TikTok and Reddit already rank short posts algorithmically, so this would be a natural extension for them. They could bump their content a few slots higher in an agent’s list just by twisting the monetization knob they already use for ads.
Startup Opportunities
I’ve been thinking a lot about opportunities for startups given the inevitable shift to social data being sold. Long story short — there are myriad huge big companies to be built. That said, it’s obviously much harder and riskier to build for social than it is for the static web. Here are a few threads to pull on:
Answer Engine Optimization for social: This one is probably the most obvious. Build a new Profound or Bluefish, but focus it on social. Brands can’t see or shape how TikTok, Reddit, X content is quoted in ChatGPT, Claude, Gemini — I want someone to build the solution so that they can.

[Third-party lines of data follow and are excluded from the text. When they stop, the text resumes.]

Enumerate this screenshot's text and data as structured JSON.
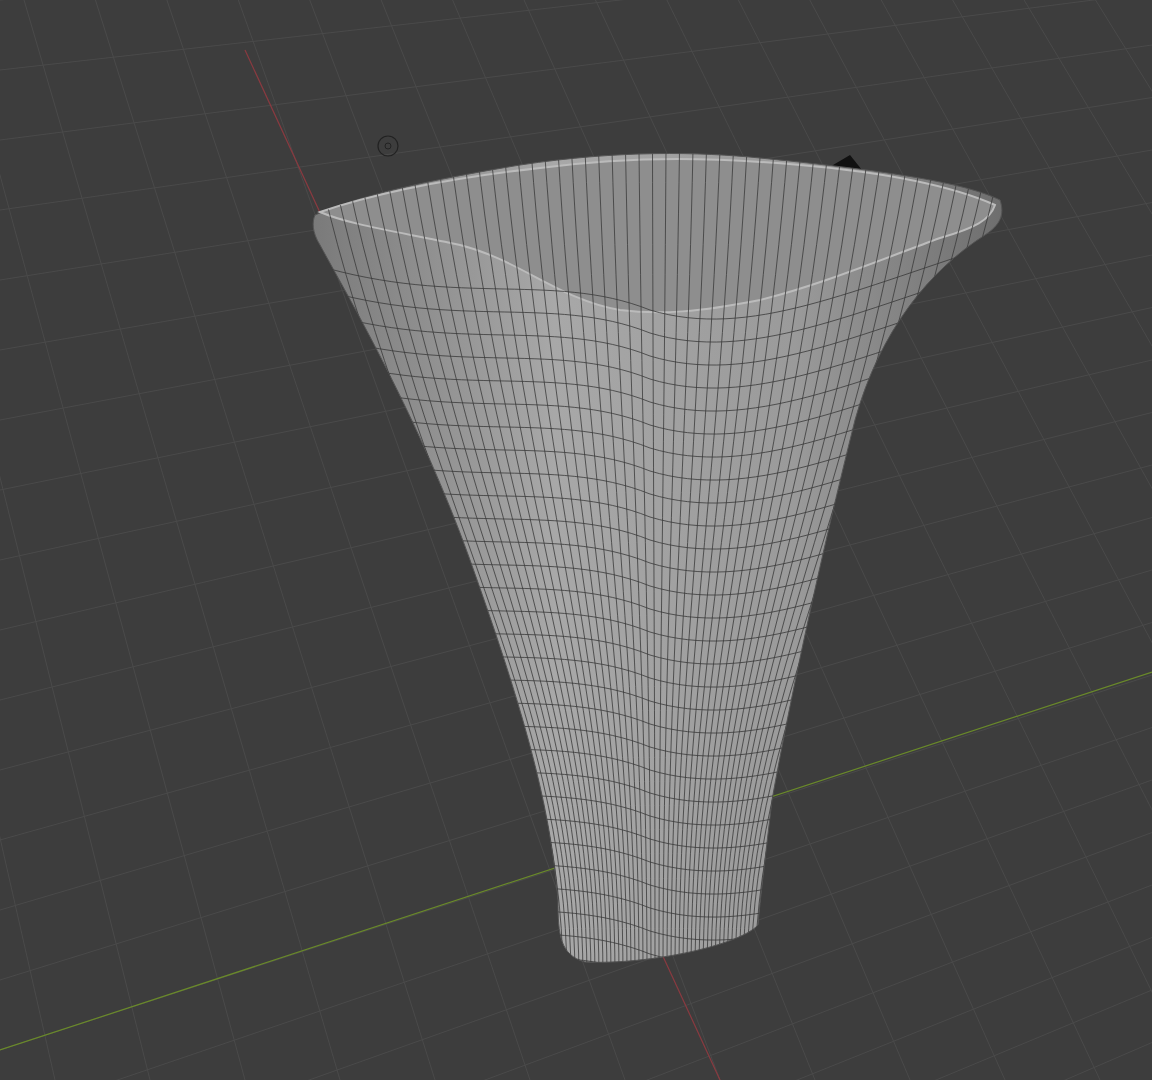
{
  "viewport": {
    "show_floor_grid": true,
    "show_axis_x": true,
    "show_axis_y": true,
    "show_wireframe": true
  }
}
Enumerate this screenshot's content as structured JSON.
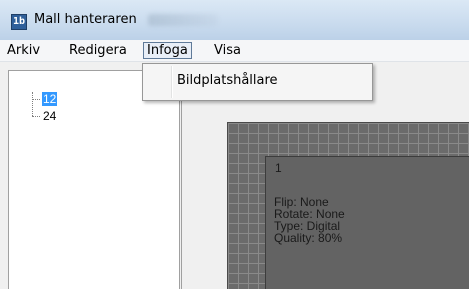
{
  "window": {
    "title": "Mall hanteraren",
    "icon": "app-icon",
    "icon_glyph": "1b"
  },
  "menubar": {
    "items": [
      {
        "label": "Arkiv"
      },
      {
        "label": "Redigera"
      },
      {
        "label": "Infoga",
        "open": true
      },
      {
        "label": "Visa"
      }
    ]
  },
  "dropdown": {
    "items": [
      {
        "label": "Bildplatshållare"
      }
    ]
  },
  "tree": {
    "nodes": [
      {
        "label": "12",
        "selected": true
      },
      {
        "label": "24",
        "selected": false
      }
    ]
  },
  "placeholder": {
    "number": "1",
    "flip": "Flip: None",
    "rotate": "Rotate: None",
    "type": "Type: Digital",
    "quality": "Quality: 80%"
  },
  "colors": {
    "selection": "#3399ff",
    "canvas": "#6b6b6b",
    "placeholder": "#636363"
  }
}
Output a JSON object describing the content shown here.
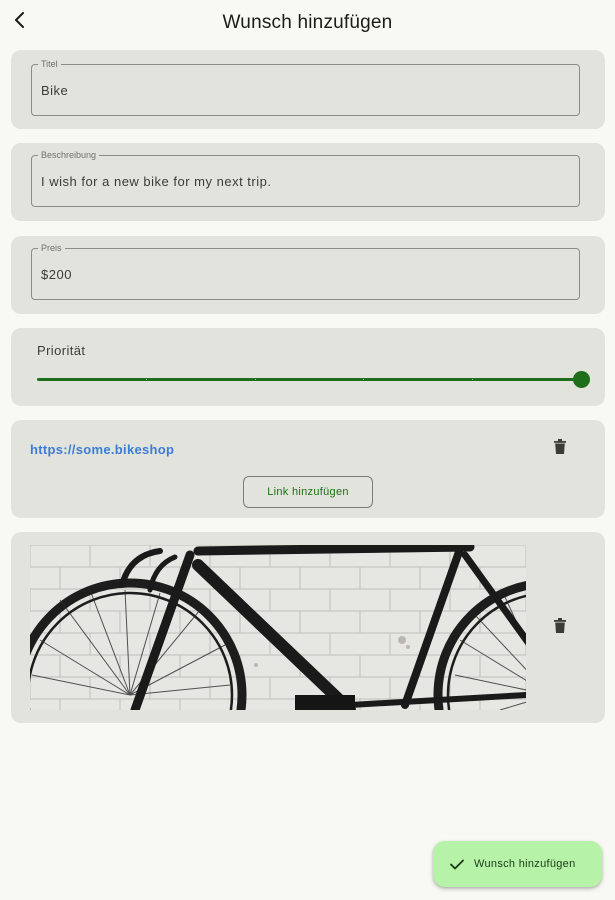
{
  "header": {
    "title": "Wunsch hinzufügen",
    "back_icon": "arrow-back-icon"
  },
  "form": {
    "title_field": {
      "label": "Titel",
      "value": "Bike"
    },
    "description_field": {
      "label": "Beschreibung",
      "value": "I wish for a new bike for my next trip."
    },
    "price_field": {
      "label": "Preis",
      "value": "$200"
    },
    "priority": {
      "label": "Priorität",
      "value_fraction": 1.0,
      "steps": 5
    }
  },
  "links": {
    "items": [
      {
        "url": "https://some.bikeshop"
      }
    ],
    "add_label": "Link hinzufügen",
    "delete_icon": "trash-icon"
  },
  "image": {
    "alt": "bike photo",
    "delete_icon": "trash-icon"
  },
  "fab": {
    "label": "Wunsch hinzufügen",
    "icon": "check-icon"
  },
  "colors": {
    "background": "#f8f9f2",
    "card": "#e2e3dc",
    "primary": "#1e6f1a",
    "link": "#3b7dd8",
    "fab": "#b7f2a9"
  }
}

Snowflake for social feeds: I’m imagining this as a a cloud warehouse layer that ingests raw data from multiple social-platform APIs (Reddit fire-hose, TikTok transcript feed, X tweet stream, etc.), normalizes them into a single, query-ready schema, and then lets LLM builders or analytics teams easily pull any slice.
Doubleclick-like ad router: A platform that watches every ranking‑boost auction (Amazon sponsored products, TikTok spark ads, future Reddit/TikTok citation bids) and reallocates dollars to the highest marginal ROAS in real time. The future world of data permissions might make this difficult, but someone will build a version.
Final word
Social streams are fast becoming the fuel that powers tomorrow’s LLMs. Brands, investors, and builders will need to start treating social posts as first‑class training ground. The social gold rush is just beginning, and it requires new infrastructure. Those who normalize, label, and monetize social data stand to capture the most durable value.